Est-ce Marìa, en moi, qui le reconnaît ?
— Il est tout à vous, dit Hunter lorsque les gardiens sont partis, en me montrant le caveau dont le couvercle de pierre a été enlevé. Vous avez cinq minutes.
Il s’assied sur une tombe basse couverte de mousse et croise les bras. Son corps est éclairé par le faisceau du projecteur, mais pas son visage. Loin au-dessus de lui, la lune est enfin apparue de derrière les nuages.
Sur la plaque du couvercle est inscrit : Marìa Flores 1963-1986.
Mon cœur se serre. Je reconnais le modèle du cercueil. C’est le premier prix, le cercueil des pauvres, de ceux que tout le monde a oubliés. Même quand Cassius a enterré mes parents alors qu’il n’avait que treize ans, quand il n’y avait plus d’argent dans la boîte en fer sous le plancher de la cuisine, il a pu leur en payer un plus beau ; parce que les amis, les voisins, beaucoup avaient donné une petite pièce pour les funérailles des Steele.

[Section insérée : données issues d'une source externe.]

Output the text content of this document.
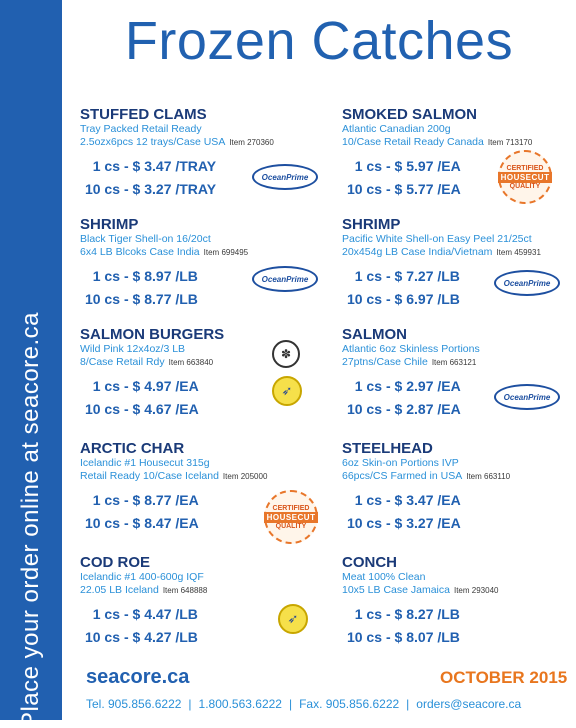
Place your order online at seacore.ca
Frozen Catches
STUFFED CLAMS
Tray Packed Retail Ready
2.5ozx6pcs 12 trays/Case USA Item 270360
1 cs - $ 3.47 /TRAY
10 cs - $ 3.27 /TRAY
SMOKED SALMON
Atlantic Canadian 200g
10/Case Retail Ready Canada Item 713170
1 cs - $ 5.97 /EA
10 cs - $ 5.77 /EA
SHRIMP
Black Tiger Shell-on 16/20ct
6x4 LB Blcoks Case India Item 699495
1 cs - $ 8.97 /LB
10 cs - $ 8.77 /LB
SHRIMP
Pacific White Shell-on Easy Peel 21/25ct
20x454g LB Case India/Vietnam Item 459931
1 cs - $ 7.27 /LB
10 cs - $ 6.97 /LB
SALMON BURGERS
Wild Pink 12x4oz/3 LB
8/Case Retail Rdy Item 663840
1 cs - $ 4.97 /EA
10 cs - $ 4.67 /EA
SALMON
Atlantic 6oz Skinless Portions
27ptns/Case Chile Item 663121
1 cs - $ 2.97 /EA
10 cs - $ 2.87 /EA
ARCTIC CHAR
Icelandic #1 Housecut 315g
Retail Ready 10/Case Iceland Item 205000
1 cs - $ 8.77 /EA
10 cs - $ 8.47 /EA
STEELHEAD
6oz Skin-on Portions IVP
66pcs/CS Farmed in USA Item 663110
1 cs - $ 3.47 /EA
10 cs - $ 3.27 /EA
COD ROE
Icelandic #1 400-600g IQF
22.05 LB Iceland Item 648888
1 cs - $ 4.47 /LB
10 cs - $ 4.27 /LB
CONCH
Meat 100% Clean
10x5 LB Case Jamaica Item 293040
1 cs - $ 8.27 /LB
10 cs - $ 8.07 /LB
OceanPrime
CERTIFIED
HOUSECUT
QUALITY
OceanPrime	OceanPrime
✽
➶	OceanPrime
CERTIFIED
HOUSECUT
QUALITY
➶
seacore.ca	OCTOBER 2015
Tel. 905.856.6222 | 1.800.563.6222 | Fax. 905.856.6222 | orders@seacore.ca
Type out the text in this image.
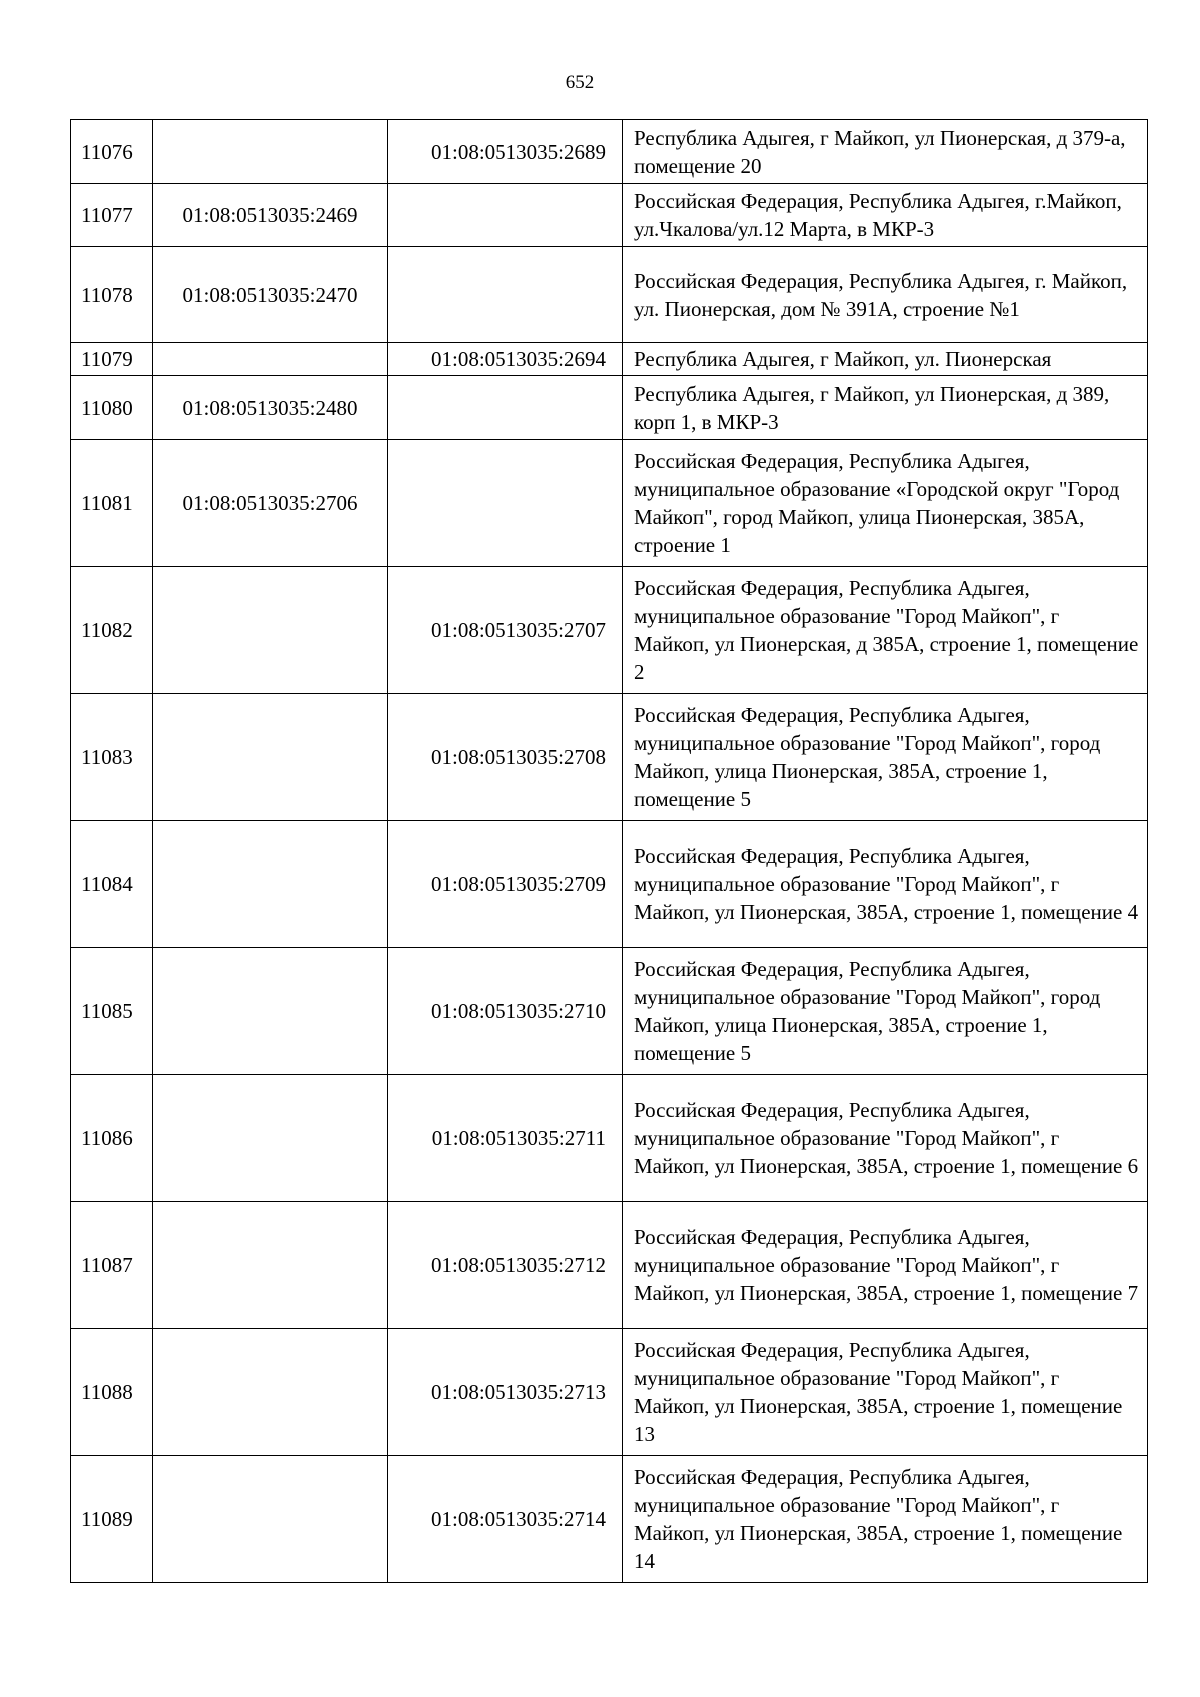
652
11076		01:08:0513035:2689	Республика Адыгея, г Майкоп, ул Пионерская, д 379-а, помещение 20
11077	01:08:0513035:2469		Российская Федерация, Республика Адыгея, г.Майкоп, ул.Чкалова/ул.12 Марта, в МКР-3
11078	01:08:0513035:2470		Российская Федерация, Республика Адыгея, г. Майкоп, ул. Пионерская, дом № 391А, строение №1
11079		01:08:0513035:2694	Республика Адыгея, г Майкоп, ул. Пионерская
11080	01:08:0513035:2480		Республика Адыгея, г Майкоп, ул Пионерская, д 389, корп 1, в МКР-3
11081	01:08:0513035:2706		Российская Федерация, Республика Адыгея, муниципальное образование «Городской округ "Город Майкоп", город Майкоп, улица Пионерская, 385А, строение 1
11082		01:08:0513035:2707	Российская Федерация, Республика Адыгея, муниципальное образование "Город Майкоп", г Майкоп, ул Пионерская, д 385А, строение 1, помещение 2
11083		01:08:0513035:2708	Российская Федерация, Республика Адыгея, муниципальное образование "Город Майкоп", город Майкоп, улица Пионерская, 385А, строение 1, помещение 5
11084		01:08:0513035:2709	Российская Федерация, Республика Адыгея, муниципальное образование "Город Майкоп", г Майкоп, ул Пионерская, 385А, строение 1, помещение 4
11085		01:08:0513035:2710	Российская Федерация, Республика Адыгея, муниципальное образование "Город Майкоп", город Майкоп, улица Пионерская, 385А, строение 1, помещение 5
11086		01:08:0513035:2711	Российская Федерация, Республика Адыгея, муниципальное образование "Город Майкоп", г Майкоп, ул Пионерская, 385А, строение 1, помещение 6
11087		01:08:0513035:2712	Российская Федерация, Республика Адыгея, муниципальное образование "Город Майкоп", г Майкоп, ул Пионерская, 385А, строение 1, помещение 7
11088		01:08:0513035:2713	Российская Федерация, Республика Адыгея, муниципальное образование "Город Майкоп", г Майкоп, ул Пионерская, 385А, строение 1, помещение 13
11089		01:08:0513035:2714	Российская Федерация, Республика Адыгея, муниципальное образование "Город Майкоп", г Майкоп, ул Пионерская, 385А, строение 1, помещение 14
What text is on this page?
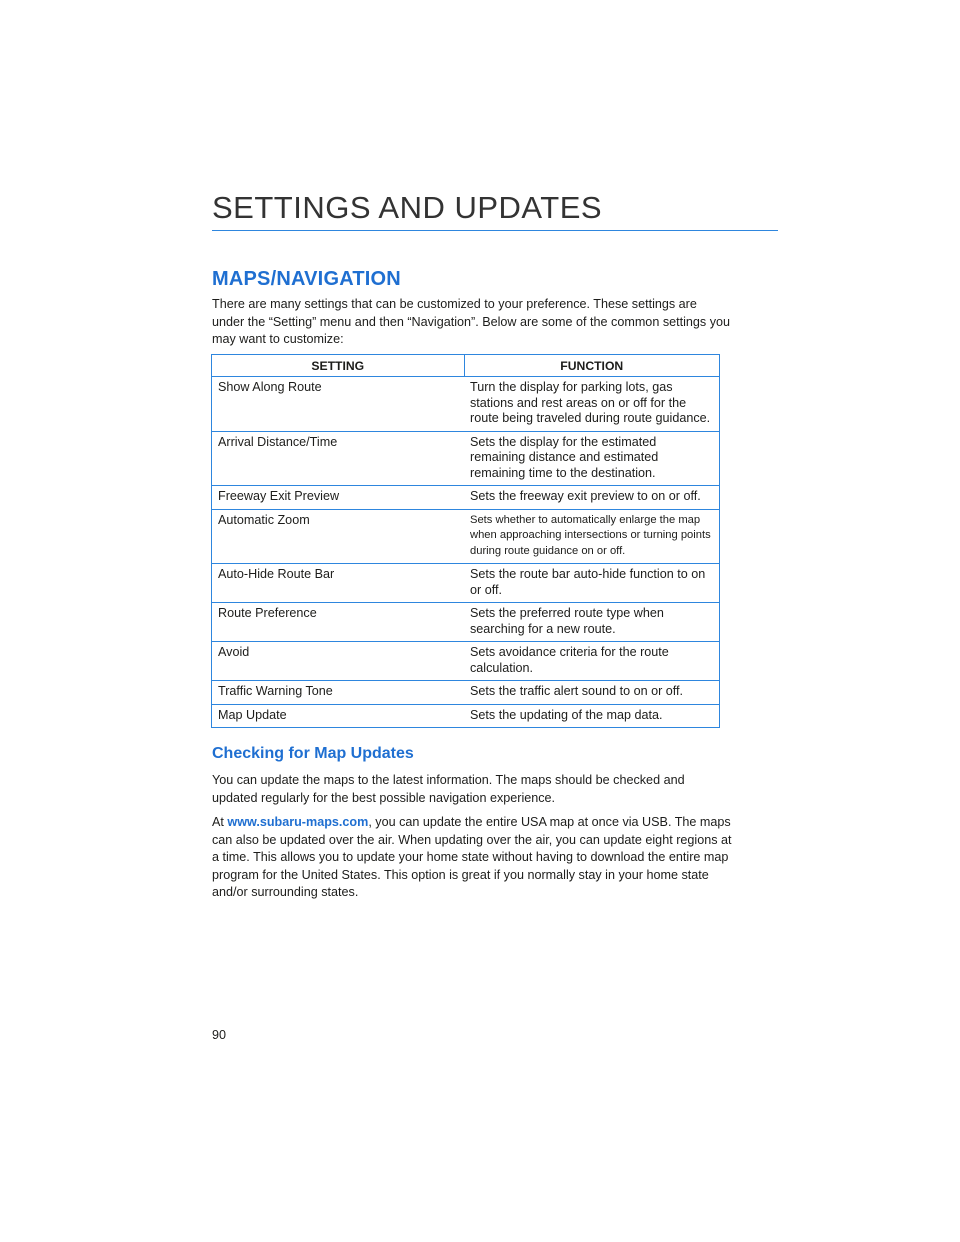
SETTINGS AND UPDATES
MAPS/NAVIGATION
There are many settings that can be customized to your preference. These settings are under the “Setting” menu and then “Navigation”. Below are some of the common settings you may want to customize:
SETTING	FUNCTION
Show Along Route	Turn the display for parking lots, gas stations and rest areas on or off for the route being traveled during route guidance.
Arrival Distance/Time	Sets the display for the estimated remaining distance and estimated remaining time to the destination.
Freeway Exit Preview	Sets the freeway exit preview to on or off.
Automatic Zoom	Sets whether to automatically enlarge the map when approaching intersections or turning points during route guidance on or off.
Auto-Hide Route Bar	Sets the route bar auto-hide function to on or off.
Route Preference	Sets the preferred route type when searching for a new route.
Avoid	Sets avoidance criteria for the route calculation.
Traffic Warning Tone	Sets the traffic alert sound to on or off.
Map Update	Sets the updating of the map data.
Checking for Map Updates

You can update the maps to the latest information. The maps should be checked and updated regularly for the best possible navigation experience.

At www.subaru-maps.com, you can update the entire USA map at once via USB. The maps can also be updated over the air. When updating over the air, you can update eight regions at a time. This allows you to update your home state without having to download the entire map program for the United States. This option is great if you normally stay in your home state and/or surrounding states.

90
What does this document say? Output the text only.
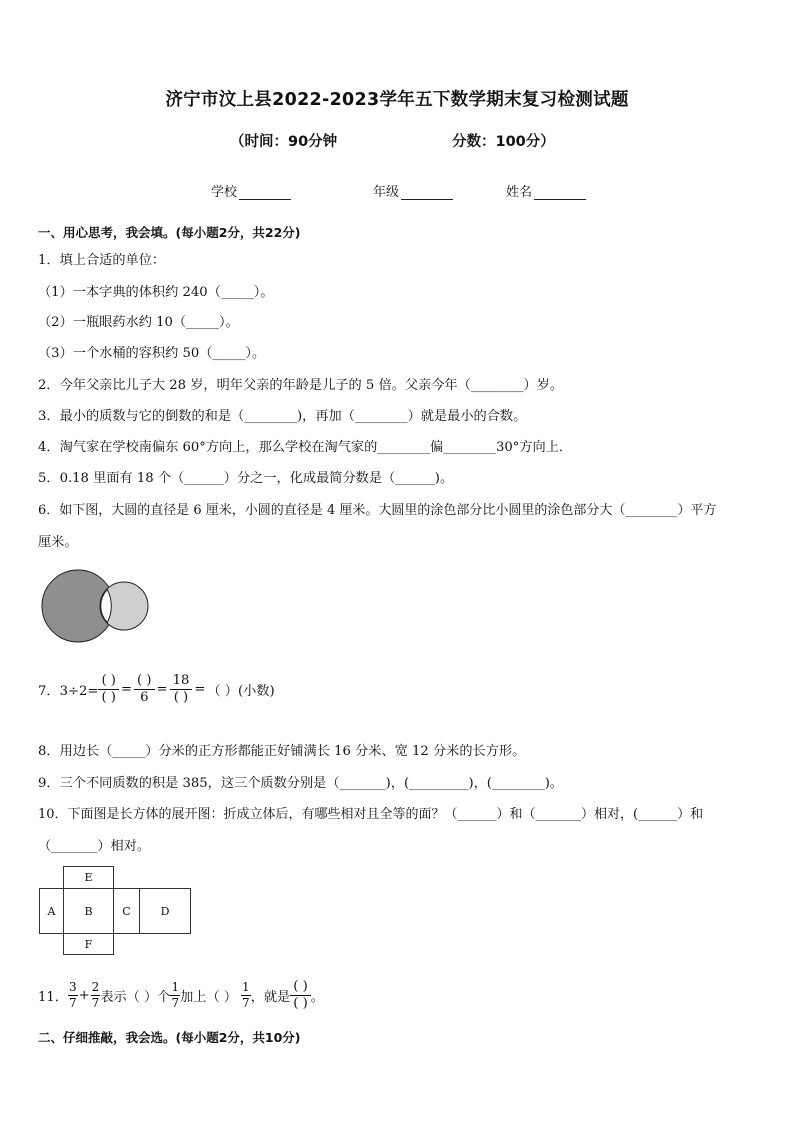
济宁市汶上县2022-2023学年五下数学期末复习检测试题
（时间：90分钟	分数：100分）
学校	年级	姓名
一、用心思考，我会填。(每小题2分，共22分)
1．填上合适的单位：
（1）一本字典的体积约 240（_____）。
（2）一瓶眼药水约 10（_____）。
（3）一个水桶的容积约 50（_____）。
2．今年父亲比儿子大 28 岁，明年父亲的年龄是儿子的 5 倍。父亲今年（________）岁。
3．最小的质数与它的倒数的和是（________)，再加（________）就是最小的合数。
4．淘气家在学校南偏东 60°方向上，那么学校在淘气家的________偏________30°方向上．
5．0.18 里面有 18 个（______）分之一，化成最简分数是（______)。
6．如下图，大圆的直径是 6 厘米，小圆的直径是 4 厘米。大圆里的涂色部分比小圆里的涂色部分大（________）平方
厘米。
7．$3\div 2= \frac{( )}{( )} = \frac{( )}{6} = \frac{18}{( )}$ = （ ）(小数)
8．用边长（_____）分米的正方形都能正好铺满长 16 分米、宽 12 分米的长方形。
9．三个不同质数的积是 385，这三个质数分别是（_______)，(_________)，(________)。
10．下面图是长方体的展开图：折成立体后，有哪些相对且全等的面？（______）和（_______）相对，(______）和
（_______）相对。
E
A	B	C	D
F
11． $\frac{3}{7} + \frac{2}{7}$ 表示（ ）个 $\frac{1}{7}$ 加上（ ） $\frac{1}{7}$ ，就是 $\frac{( )}{( )}$ 。
二、仔细推敲，我会选。(每小题2分，共10分)
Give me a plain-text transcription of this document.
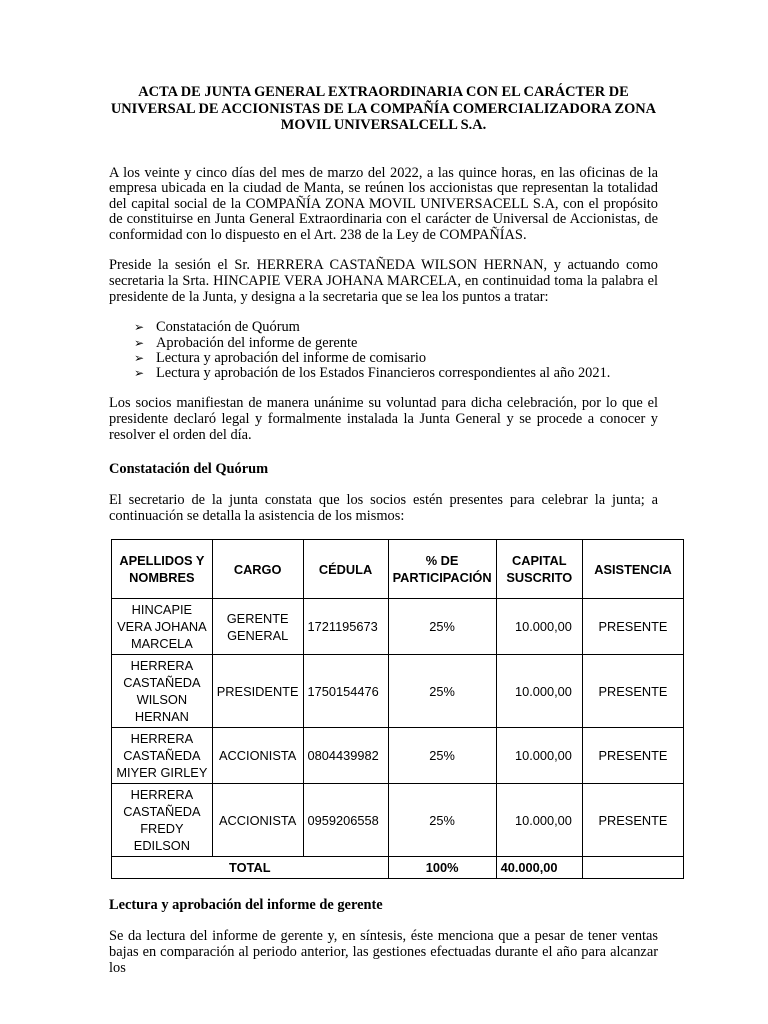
ACTA DE JUNTA GENERAL EXTRAORDINARIA CON EL CARÁCTER DE UNIVERSAL DE ACCIONISTAS DE LA COMPAÑÍA COMERCIALIZADORA ZONA MOVIL UNIVERSALCELL S.A.

A los veinte y cinco días del mes de marzo del 2022, a las quince horas, en las oficinas de la empresa ubicada en la ciudad de Manta, se reúnen los accionistas que representan la totalidad del capital social de la COMPAÑÍA ZONA MOVIL UNIVERSACELL S.A, con el propósito de constituirse en Junta General Extraordinaria con el carácter de Universal de Accionistas, de conformidad con lo dispuesto en el Art. 238 de la Ley de COMPAÑÍAS.

Preside la sesión el Sr. HERRERA CASTAÑEDA WILSON HERNAN, y actuando como secretaria la Srta. HINCAPIE VERA JOHANA MARCELA, en continuidad toma la palabra el presidente de la Junta, y designa a la secretaria que se lea los puntos a tratar:

➢ Constatación de Quórum
➢ Aprobación del informe de gerente
➢ Lectura y aprobación del informe de comisario
➢ Lectura y aprobación de los Estados Financieros correspondientes al año 2021.

Los socios manifiestan de manera unánime su voluntad para dicha celebración, por lo que el presidente declaró legal y formalmente instalada la Junta General y se procede a conocer y resolver el orden del día.

Constatación del Quórum

El secretario de la junta constata que los socios estén presentes para celebrar la junta; a continuación se detalla la asistencia de los mismos:

APELLIDOS Y NOMBRES	CARGO	CÉDULA	% DE PARTICIPACIÓN	CAPITAL SUSCRITO	ASISTENCIA
HINCAPIE VERA JOHANA MARCELA	GERENTE GENERAL	1721195673	25%	10.000,00	PRESENTE
HERRERA CASTAÑEDA WILSON HERNAN	PRESIDENTE	1750154476	25%	10.000,00	PRESENTE
HERRERA CASTAÑEDA MIYER GIRLEY	ACCIONISTA	0804439982	25%	10.000,00	PRESENTE
HERRERA CASTAÑEDA FREDY EDILSON	ACCIONISTA	0959206558	25%	10.000,00	PRESENTE
TOTAL			100%	40.000,00	
Lectura y aprobación del informe de gerente

Se da lectura del informe de gerente y, en síntesis, éste menciona que a pesar de tener ventas bajas en comparación al periodo anterior, las gestiones efectuadas durante el año para alcanzar los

Personne n’était là pour payer un cercueil à Marìa Flores.
Même pas Milburn Boucvalt, l’un des hommes les plus riches de La Nouvelle-Orléans, le père de son enfant mort.
Montrez-moi sa tombe, à ce salaud, que je crache dessus.
— Il faut que je sois seule, dis-je.
— Aucune chance, rétorque Hunter calmement.
Un bruit de machine gronde dans la nuit.
— Et vous devriez vous dépêcher, la grue arrive.
— Aidez-moi à dévisser le couvercle.
Il n’hésite pas. En un geste, il a saisi la perceuse électrique. Sa présence masculine, son calme, sa détermination sereine, tout chez lui me rassure. Dommage qu’il soit flic.
Mon cœur bat très fort lorsque Hunter lève le couvercle.
Un visage, un corps. C’est bien Marìa Flores dans ce cercueil. J’en suis aussi sûre que si je devais reconnaître mon propre corps. Je note tous les détails, les dents serrées.
Une longue incision traverse son menton et mord sa lèvre inférieure.
Ses longs cheveux noirs cachent la fracture de son crâne. Le bout de ses doigts est noir d’encre, là où le médecin légiste a dû prendre ses empreintes.
Elle porte une robe blanche à dentelle. Sur le tissu, d’infimes traces de poudre orangée.
La nuit est calme autour d’elle.
Je sais que je suis sur la mauvaise piste ; pourtant, le sentiment d’urgence ne quitte pas mes tripes.
Je ferme les yeux. Je dois lâcher prise si je veux comprendre ce que murmure l’invisible. Mes doigts fouillent déjà ma poche à la recherche des cartes, mais il est trop tôt encore, elles ne me diront rien si j’ignore les signes. Je repense à la carte du SCARABÉE, cet insecte de lumière et de renaissance arrivé dans ma main alors que tout autour de moi criait à la menace ; je revois la lame dont le bleu sombre se fond dans celui de la nuit, je revois les braises dansant dans le soir comme des lucioles… J’ouvre les yeux, d’un coup.
La poudre orangée qui tache la robe forme une empreinte étrange.
Je trouve l’auteur de ces traces lové dans les plis de satin du cercueil.
Un grand papillon de nuit aux ailes trempées de noir.